The Royal Society for the Extremely Stupid

They are now the most powerful lobbying force in the land. You can see the results of their campaigns on park benches, on street corners, on station platforms – and now their hectoring signage is sprouting on desolate beaches and once unspoilt stretches of moorland. They are more energetic than the RSPCA. They are more effective than the birdwatchers, the child‑protectors and the petrolheads put together. Indeed, for manic dedication they are only rivalled by Fathers4Justice. Ladies and gentlemen, let’s have a big hand for this year’s winner of the prize for the Most Successful Special Interest Group.

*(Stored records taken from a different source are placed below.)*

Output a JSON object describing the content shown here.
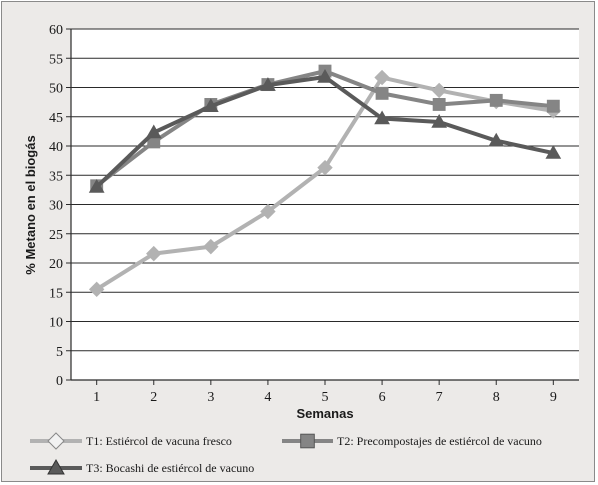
{
  "chart_data": {
    "type": "line",
    "xlabel": "Semanas",
    "ylabel": "% Metano en el biogás",
    "x": [
      1,
      2,
      3,
      4,
      5,
      6,
      7,
      8,
      9
    ],
    "xlim": [
      0.55,
      9.45
    ],
    "ylim": [
      0,
      60
    ],
    "ytick_step": 5,
    "grid": true,
    "legend_position": "bottom",
    "series": [
      {
        "name": "T1: Estiércol de vacuna fresco",
        "values": [
          15.5,
          21.6,
          22.8,
          28.8,
          36.3,
          51.7,
          49.5,
          47.6,
          46.0
        ],
        "color": "#b2b2b2",
        "marker": "diamond"
      },
      {
        "name": "T2: Precompostajes de estiércol de vacuno",
        "values": [
          33.2,
          40.7,
          47.1,
          50.5,
          52.8,
          49.0,
          47.1,
          47.8,
          46.8
        ],
        "color": "#858585",
        "marker": "square"
      },
      {
        "name": "T3: Bocashi de estiércol de vacuno",
        "values": [
          33.0,
          42.3,
          46.8,
          50.4,
          51.8,
          44.7,
          44.1,
          40.9,
          38.8
        ],
        "color": "#5a5a5a",
        "marker": "triangle"
      }
    ]
  }
}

I give you – the Royal Society for the Extremely Stupid.

It was some years ago that my daughter and I first became aware of their achievements. We were exploring the magical cliff-top castle of Tintagel and we came across a sign on the edge of the cliff. It was expensively hand‑painted and about 1ft high. It said: “Edge of cliff”. As a statement of the plonkingly obvious, it could have been bettered only if there had been another sign with a vertical arrow saying “Sky”. We laughed so much we almost fell off.

Since then, the Royal Society for the Extremely Stupid has been going from strength to strength. It has adorned the back of peanut packets with signs saying “May contain nuts”; it has embossed every plastic coffee sipper-lid with the information that the contents may be hot; and now, according to a wonderful pamphlet issued by the Manifesto Club, its activities are reaching a climax.